Se. Rob Portman of Ohio said his proposal is a win for employees because they receive a bonus for returning to their job, healthcare and retirement savings. He also said it saves taxpayers money and keeps small businesses from going out of business because they will be able to get workers. States should also save money on unemployment benefits because more people will return to work.

Instead of a back-to-work bonus, Democrats want to see a wage subsidy or employee tax credit to keep workers on the payroll. It would cover 100% of each worker’s wages and benefits up to $90,000. Some Democrats have expressed an openness to ending the extra $600 per week in unemployment benefits if Republicans can get behind a wage subsidy.

Why a second round of coronavirus stimulus checks is needed

Many Americans have yet to receive their first coronavirus stimulus check, but for those who already received it, the money didn’t go very far. Over 39 million Americans are unemployed, so the need for a second round of stimulus checks seems clear.

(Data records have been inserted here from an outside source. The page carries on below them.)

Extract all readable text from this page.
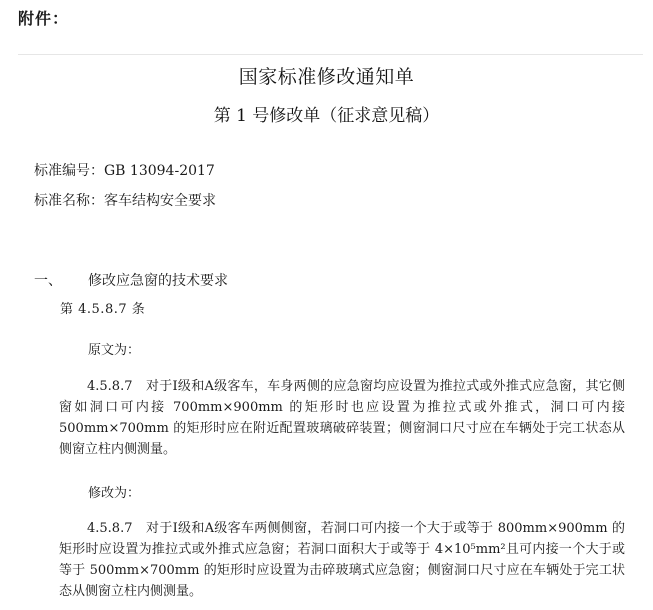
附件：
国家标准修改通知单
第 1 号修改单（征求意见稿）
标准编号：GB 13094-2017
标准名称：客车结构安全要求
一、 修改应急窗的技术要求
第 4.5.8.7 条
原文为：
4.5.8.7　对于Ⅰ级和A级客车，车身两侧的应急窗均应设置为推拉式或外推式应急窗，其它侧窗如洞口可内接 700mm×900mm 的矩形时也应设置为推拉式或外推式，洞口可内接 500mm×700mm 的矩形时应在附近配置玻璃破碎装置；侧窗洞口尺寸应在车辆处于完工状态从侧窗立柱内侧测量。
修改为：
4.5.8.7　对于Ⅰ级和A级客车两侧侧窗，若洞口可内接一个大于或等于 800mm×900mm 的矩形时应设置为推拉式或外推式应急窗；若洞口面积大于或等于 4×10⁵mm²且可内接一个大于或等于 500mm×700mm 的矩形时应设置为击碎玻璃式应急窗；侧窗洞口尺寸应在车辆处于完工状态从侧窗立柱内侧测量。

Business Insider cites data from Stash that shows the first round of stimulus money ran out quickly. Nearly 50% of Americans spent their first coronavirus stimulus check in a week or less. If they hadn’t received it yet as of the time of the survey, they planned to spend it in the first week or less.

Columbia Business School did a study that found low-income workers with an annual income of around $30,000 spent over one-third of their check within 10 days of receiving it.